Jürgen Todenhöfer beginnt ganz am Anfang. Erklärt, in einem recht sachlichen, nüchternen Stil, wie sich der IS gebildet hat, die Geschichte, und versucht, die Frage nach dem Warum? und vor allem nach der Wahrheit herauszufinden. Dass das nicht nur im wissenschaftlichen Stil passieren kann, ist für ihn klar. Die Folge daraus auch: Er möchte sich auf in den Islamischen Staat machen, um sich seine Meinung zu bilden und die Wahrheit herauszufinden. Das klingt jetzt erst mal komisch. Die Wahrheit. Ist das nicht das, was wir fast tagtäglich aus den Medien präsentiert bekommen? Nein. Und das ist das eigentlich wirklich Erschreckende. Todenhöfer zeigt auf, dass es immer zwei Seiten der Medaille gibt. Und da hat er nicht mal so unrecht. Erschreckenderweise kann man sogar manche Begründungen auf Seiten des Feindes verstehen. Verstehen, aber nicht akzeptieren. Nicht, dass das jetzt falsch interpretiert wird... ;-). Die Aussagen mögen manchmal wie Propaganda für den IS klingen, doch es ist schlicht und einfach das, was Todenhöfer erlebt hat. Und das hat er in diesem Buch aufgeschrieben.

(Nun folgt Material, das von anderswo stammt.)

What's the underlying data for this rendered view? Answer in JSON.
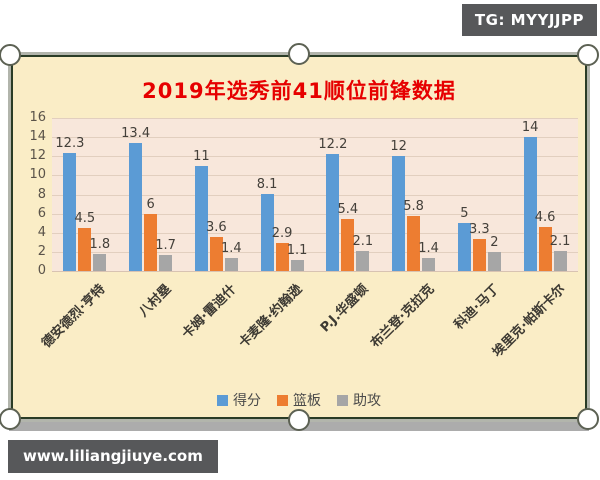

Auf den Sachteil zu Beginn, folgt dann die wirkliche Reiseplanung mit Chats und Interviews mit IS-Kämpfern bis hin zum "Roadtrip", wenn man ihn denn so bezeichnen kann... Das ist dann wahnsinnig spannend, fesselnd, erschreckend - alles zugleich.

Das Buch ist sehr schlüssig gegliedert und kann in seiner Weise auch überzeugen. "Nachwort" und Bildteil sind nur noch schockierender.



Fazit: Ein Buch, das versucht, aufzuklären.